The game was moved up an hour in order to get it in before an impending storm. By the time the rain finally started falling the game had been going on for three hours and thirty-three minutes. It should’ve been over before the first drop fell, but in all it lasted four hours and four minutes. It ended in, thankfully, only a light rain. The longest nine-inning game in postseason history happened a mere two weeks ago, when the Dodgers and Nationals played for four hours and thirty two minutes. There thirteen pitchers were used. Last night ten pitchers were used. Either way, the postseason games are dragging on even for those of us who don’t mind devoting four+ hours of our night to baseball. It is likely putting off more casual fans just tuning in for the Fall Classic.

It’s not all just dawdling, however. Yes, the pitchers worked slowly and a lot of pitching changes took place, but strikeouts, walks and the lack of balls in play contribute to longer games as well. We saw this both last night and in Game 1, which was no brisk affair despite each starting pitcher looking sharp and not working terribly slowly. Twenty-four strikeouts on Tuesday night had a lot to do with that. Last night featured 20 strikeouts and thirteen — thirteen! — walks. It’s not just that the games are taking forever; the very thing causing them to drag feature baseball’s least-kinetic forms of excitement.

But no matter what the cause for the slower play was — and here it was a combination of laboring pitchers, the lack of balls in play and, of course, the longer commercial breaks in the World Series — Manfred is likely to hold Game 2 up as Exhibit A in his efforts to push through some rules changes to improve game pace and game time. So far, the centerpiece of those efforts is the pitch clock, which has proven to be successful and pretty non-controversial in the minor leagues. It would not surprise me one bit if, at this year’s Winter Meetings in Washington, a rule change in that regard is widely discussed.

Kyle Schwarber is the feel-good story of the 2016 postseason


Most baseball fans and even the Cubs had resigned themselves to most likely not seeing Kyle Schwarber in game action until spring training next year after he suffered a gruesome knee injury in a collision with teammate Dexter Fowler back in early April. Schwarber suffered a fully-torn ACL and LCL in his left leg.

To the surprise of everyone, including manager Joe Maddon, Schwarber was cleared by doctors to play if the Cubs wanted to put him on the World Series roster. So they did. And, boy, are they glad they did it. In preparation, Schwarber saw over 1,000 pitches from machines and pitchers in the Arizona Fall League.

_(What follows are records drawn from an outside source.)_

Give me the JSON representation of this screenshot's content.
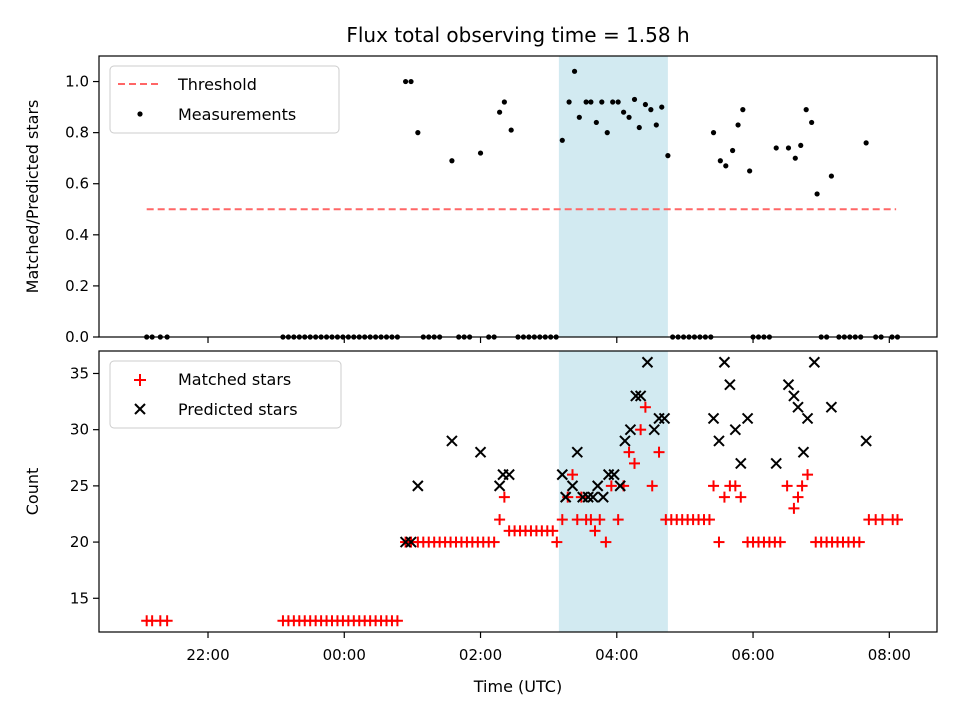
{
  "title": "Flux total observing time = 1.58 h",
  "xlabel": "Time (UTC)",
  "xticks": [
    {
      "label": "22:00",
      "value": -2
    },
    {
      "label": "00:00",
      "value": 0
    },
    {
      "label": "02:00",
      "value": 2
    },
    {
      "label": "04:00",
      "value": 4
    },
    {
      "label": "06:00",
      "value": 6
    },
    {
      "label": "08:00",
      "value": 8
    }
  ],
  "xlim": [
    -3.6,
    8.7
  ],
  "highlight": {
    "from": 3.15,
    "to": 4.75,
    "color": "#add8e6"
  },
  "colors": {
    "threshold": "#ff6666",
    "measurements": "#000000",
    "matched": "#ff0000",
    "predicted": "#000000"
  },
  "chart_data": [
    {
      "type": "scatter",
      "ylabel": "Matched/Predicted stars",
      "ylim": [
        0,
        1.1
      ],
      "yticks": [
        "0.0",
        "0.2",
        "0.4",
        "0.6",
        "0.8",
        "1.0"
      ],
      "legend": {
        "position": "upper-left",
        "entries": [
          "Threshold",
          "Measurements"
        ]
      },
      "threshold": {
        "name": "Threshold",
        "value": 0.5,
        "x": [
          -2.9,
          8.1
        ],
        "style": "dashed"
      },
      "series": [
        {
          "name": "Measurements",
          "points": [
            [
              -2.9,
              0
            ],
            [
              -2.82,
              0
            ],
            [
              -2.7,
              0
            ],
            [
              -2.6,
              0
            ],
            [
              -0.9,
              0
            ],
            [
              -0.82,
              0
            ],
            [
              -0.74,
              0
            ],
            [
              -0.66,
              0
            ],
            [
              -0.58,
              0
            ],
            [
              -0.5,
              0
            ],
            [
              -0.42,
              0
            ],
            [
              -0.34,
              0
            ],
            [
              -0.26,
              0
            ],
            [
              -0.18,
              0
            ],
            [
              -0.1,
              0
            ],
            [
              -0.02,
              0
            ],
            [
              0.06,
              0
            ],
            [
              0.14,
              0
            ],
            [
              0.22,
              0
            ],
            [
              0.3,
              0
            ],
            [
              0.38,
              0
            ],
            [
              0.46,
              0
            ],
            [
              0.54,
              0
            ],
            [
              0.62,
              0
            ],
            [
              0.7,
              0
            ],
            [
              0.78,
              0
            ],
            [
              0.9,
              1.0
            ],
            [
              0.98,
              1.0
            ],
            [
              1.08,
              0.8
            ],
            [
              1.16,
              0
            ],
            [
              1.24,
              0
            ],
            [
              1.32,
              0
            ],
            [
              1.4,
              0
            ],
            [
              1.58,
              0.69
            ],
            [
              1.68,
              0
            ],
            [
              1.76,
              0
            ],
            [
              1.84,
              0
            ],
            [
              2.0,
              0.72
            ],
            [
              2.12,
              0
            ],
            [
              2.2,
              0
            ],
            [
              2.28,
              0.88
            ],
            [
              2.35,
              0.92
            ],
            [
              2.45,
              0.81
            ],
            [
              2.55,
              0
            ],
            [
              2.63,
              0
            ],
            [
              2.71,
              0
            ],
            [
              2.79,
              0
            ],
            [
              2.87,
              0
            ],
            [
              2.95,
              0
            ],
            [
              3.03,
              0
            ],
            [
              3.11,
              0
            ],
            [
              3.2,
              0.77
            ],
            [
              3.3,
              0.92
            ],
            [
              3.38,
              1.04
            ],
            [
              3.45,
              0.86
            ],
            [
              3.55,
              0.92
            ],
            [
              3.62,
              0.92
            ],
            [
              3.7,
              0.84
            ],
            [
              3.78,
              0.92
            ],
            [
              3.86,
              0.8
            ],
            [
              3.94,
              0.92
            ],
            [
              4.02,
              0.92
            ],
            [
              4.1,
              0.88
            ],
            [
              4.18,
              0.86
            ],
            [
              4.26,
              0.93
            ],
            [
              4.33,
              0.82
            ],
            [
              4.42,
              0.91
            ],
            [
              4.5,
              0.89
            ],
            [
              4.58,
              0.83
            ],
            [
              4.66,
              0.9
            ],
            [
              4.75,
              0.71
            ],
            [
              4.82,
              0
            ],
            [
              4.9,
              0
            ],
            [
              4.98,
              0
            ],
            [
              5.06,
              0
            ],
            [
              5.14,
              0
            ],
            [
              5.22,
              0
            ],
            [
              5.3,
              0
            ],
            [
              5.38,
              0
            ],
            [
              5.42,
              0.8
            ],
            [
              5.52,
              0.69
            ],
            [
              5.6,
              0.67
            ],
            [
              5.7,
              0.73
            ],
            [
              5.78,
              0.83
            ],
            [
              5.85,
              0.89
            ],
            [
              5.95,
              0.65
            ],
            [
              6.0,
              0
            ],
            [
              6.08,
              0
            ],
            [
              6.16,
              0
            ],
            [
              6.24,
              0
            ],
            [
              6.34,
              0.74
            ],
            [
              6.52,
              0.74
            ],
            [
              6.62,
              0.7
            ],
            [
              6.7,
              0.75
            ],
            [
              6.78,
              0.89
            ],
            [
              6.86,
              0.84
            ],
            [
              6.94,
              0.56
            ],
            [
              7.0,
              0
            ],
            [
              7.08,
              0
            ],
            [
              7.15,
              0.63
            ],
            [
              7.26,
              0
            ],
            [
              7.34,
              0
            ],
            [
              7.42,
              0
            ],
            [
              7.5,
              0
            ],
            [
              7.58,
              0
            ],
            [
              7.66,
              0.76
            ],
            [
              7.8,
              0
            ],
            [
              7.88,
              0
            ],
            [
              8.04,
              0
            ],
            [
              8.12,
              0
            ]
          ]
        }
      ]
    },
    {
      "type": "scatter",
      "ylabel": "Count",
      "ylim": [
        12,
        37
      ],
      "yticks": [
        "15",
        "20",
        "25",
        "30",
        "35"
      ],
      "legend": {
        "position": "upper-left",
        "entries": [
          "Matched stars",
          "Predicted stars"
        ]
      },
      "series": [
        {
          "name": "Matched stars",
          "marker": "plus",
          "points": [
            [
              -2.9,
              13
            ],
            [
              -2.82,
              13
            ],
            [
              -2.7,
              13
            ],
            [
              -2.6,
              13
            ],
            [
              -0.9,
              13
            ],
            [
              -0.82,
              13
            ],
            [
              -0.74,
              13
            ],
            [
              -0.66,
              13
            ],
            [
              -0.58,
              13
            ],
            [
              -0.5,
              13
            ],
            [
              -0.42,
              13
            ],
            [
              -0.34,
              13
            ],
            [
              -0.26,
              13
            ],
            [
              -0.18,
              13
            ],
            [
              -0.1,
              13
            ],
            [
              -0.02,
              13
            ],
            [
              0.06,
              13
            ],
            [
              0.14,
              13
            ],
            [
              0.22,
              13
            ],
            [
              0.3,
              13
            ],
            [
              0.38,
              13
            ],
            [
              0.46,
              13
            ],
            [
              0.54,
              13
            ],
            [
              0.62,
              13
            ],
            [
              0.7,
              13
            ],
            [
              0.78,
              13
            ],
            [
              0.9,
              20
            ],
            [
              0.98,
              20
            ],
            [
              1.08,
              20
            ],
            [
              1.16,
              20
            ],
            [
              1.24,
              20
            ],
            [
              1.32,
              20
            ],
            [
              1.4,
              20
            ],
            [
              1.48,
              20
            ],
            [
              1.56,
              20
            ],
            [
              1.64,
              20
            ],
            [
              1.72,
              20
            ],
            [
              1.8,
              20
            ],
            [
              1.88,
              20
            ],
            [
              1.96,
              20
            ],
            [
              2.04,
              20
            ],
            [
              2.12,
              20
            ],
            [
              2.2,
              20
            ],
            [
              2.28,
              22
            ],
            [
              2.35,
              24
            ],
            [
              2.42,
              21
            ],
            [
              2.5,
              21
            ],
            [
              2.58,
              21
            ],
            [
              2.66,
              21
            ],
            [
              2.74,
              21
            ],
            [
              2.82,
              21
            ],
            [
              2.9,
              21
            ],
            [
              2.98,
              21
            ],
            [
              3.06,
              21
            ],
            [
              3.12,
              20
            ],
            [
              3.2,
              22
            ],
            [
              3.28,
              24
            ],
            [
              3.35,
              26
            ],
            [
              3.42,
              22
            ],
            [
              3.48,
              24
            ],
            [
              3.55,
              22
            ],
            [
              3.62,
              22
            ],
            [
              3.68,
              21
            ],
            [
              3.75,
              22
            ],
            [
              3.84,
              20
            ],
            [
              3.92,
              25
            ],
            [
              4.02,
              22
            ],
            [
              4.1,
              25
            ],
            [
              4.18,
              28
            ],
            [
              4.26,
              27
            ],
            [
              4.35,
              30
            ],
            [
              4.42,
              32
            ],
            [
              4.52,
              25
            ],
            [
              4.62,
              28
            ],
            [
              4.72,
              22
            ],
            [
              4.8,
              22
            ],
            [
              4.88,
              22
            ],
            [
              4.96,
              22
            ],
            [
              5.04,
              22
            ],
            [
              5.12,
              22
            ],
            [
              5.2,
              22
            ],
            [
              5.28,
              22
            ],
            [
              5.36,
              22
            ],
            [
              5.42,
              25
            ],
            [
              5.5,
              20
            ],
            [
              5.58,
              24
            ],
            [
              5.66,
              25
            ],
            [
              5.74,
              25
            ],
            [
              5.82,
              24
            ],
            [
              5.92,
              20
            ],
            [
              6.0,
              20
            ],
            [
              6.08,
              20
            ],
            [
              6.16,
              20
            ],
            [
              6.24,
              20
            ],
            [
              6.32,
              20
            ],
            [
              6.4,
              20
            ],
            [
              6.5,
              25
            ],
            [
              6.6,
              23
            ],
            [
              6.66,
              24
            ],
            [
              6.72,
              25
            ],
            [
              6.8,
              26
            ],
            [
              6.92,
              20
            ],
            [
              7.0,
              20
            ],
            [
              7.08,
              20
            ],
            [
              7.16,
              20
            ],
            [
              7.24,
              20
            ],
            [
              7.32,
              20
            ],
            [
              7.4,
              20
            ],
            [
              7.48,
              20
            ],
            [
              7.56,
              20
            ],
            [
              7.7,
              22
            ],
            [
              7.8,
              22
            ],
            [
              7.9,
              22
            ],
            [
              8.05,
              22
            ],
            [
              8.12,
              22
            ]
          ]
        },
        {
          "name": "Predicted stars",
          "marker": "x",
          "points": [
            [
              0.9,
              20
            ],
            [
              0.98,
              20
            ],
            [
              1.08,
              25
            ],
            [
              1.58,
              29
            ],
            [
              2.0,
              28
            ],
            [
              2.28,
              25
            ],
            [
              2.33,
              26
            ],
            [
              2.42,
              26
            ],
            [
              3.2,
              26
            ],
            [
              3.25,
              24
            ],
            [
              3.35,
              25
            ],
            [
              3.42,
              28
            ],
            [
              3.5,
              24
            ],
            [
              3.58,
              24
            ],
            [
              3.65,
              24
            ],
            [
              3.72,
              25
            ],
            [
              3.8,
              24
            ],
            [
              3.88,
              26
            ],
            [
              3.96,
              26
            ],
            [
              4.05,
              25
            ],
            [
              4.12,
              29
            ],
            [
              4.2,
              30
            ],
            [
              4.28,
              33
            ],
            [
              4.35,
              33
            ],
            [
              4.45,
              36
            ],
            [
              4.55,
              30
            ],
            [
              4.62,
              31
            ],
            [
              4.7,
              31
            ],
            [
              5.42,
              31
            ],
            [
              5.5,
              29
            ],
            [
              5.58,
              36
            ],
            [
              5.66,
              34
            ],
            [
              5.74,
              30
            ],
            [
              5.82,
              27
            ],
            [
              5.92,
              31
            ],
            [
              6.34,
              27
            ],
            [
              6.52,
              34
            ],
            [
              6.6,
              33
            ],
            [
              6.66,
              32
            ],
            [
              6.74,
              28
            ],
            [
              6.8,
              31
            ],
            [
              6.9,
              36
            ],
            [
              7.15,
              32
            ],
            [
              7.66,
              29
            ]
          ]
        }
      ]
    }
  ]
}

Schwarber essentially crammed for the final exam and unlike most students who do it, it has panned out well thus far. No one was expecting him to look outstanding against Indians ace Corey Kluber in Game 1, but in his first at-bat — his first in the majors since suffering the injury in April — Schwarber worked a 3-1 count before eventually being retired on strikes. Schwarber came back up in the fourth and drilled a Kluber sinker to right field for a two-out double.

In the seventh inning, facing one of the American League’s two scariest left-handed relievers in Andrew Miller, Schwarber worked a full count before drawing a walk. During the regular season, Miller walked exactly one lefty batter. Schwarber made it two. Schwarber would face Miller again in the eighth, going ahead 2-1 before ultimately striking out. He finished 1-for-3 with a walk and a double in the Cubs’ 6-0 loss. Considering the circumstances, that’s amazing.

Schwarber continued his great approach in Game 2 in what turned out to be a 5-1 victory. He struck out against Trevor Bauer in the first inning, but returned to the batter’s box in the third inning and singled up the middle to knock in the Cubs’ second run. Schwarber made it 3-0 in the fifth when he singled up the middle again, this time off of Bryan Shaw, to make it 3-0. Facing Danny Salazar in the sixth, Schwarber drew a four-pitch walk to put runners on first and second base with two outs. Finally, he struck out against Dan Otero in his eighth-inning at-bat, finishing the evening 2-for-4 with a pair of RBI singles and a walk.

But now, as the Cubs return to Chicago for World Series Games 3, 4, and 5 at Wrigley Field, they have to contest with National League rules, a.k.a. no DH. Will Maddon risk Schwarber’s subpar defense to put his dangerous bat in the lineup? Even if Schwarber is not put in the starting lineup, he can at least serve as a dangerous bat off the bench late in the game when the Indians send out their trio of relievers in Shaw, Miller, and closer Cody Allen. At any rate, what Schwarber has done already in the first two games of the World Series is mighty impressive.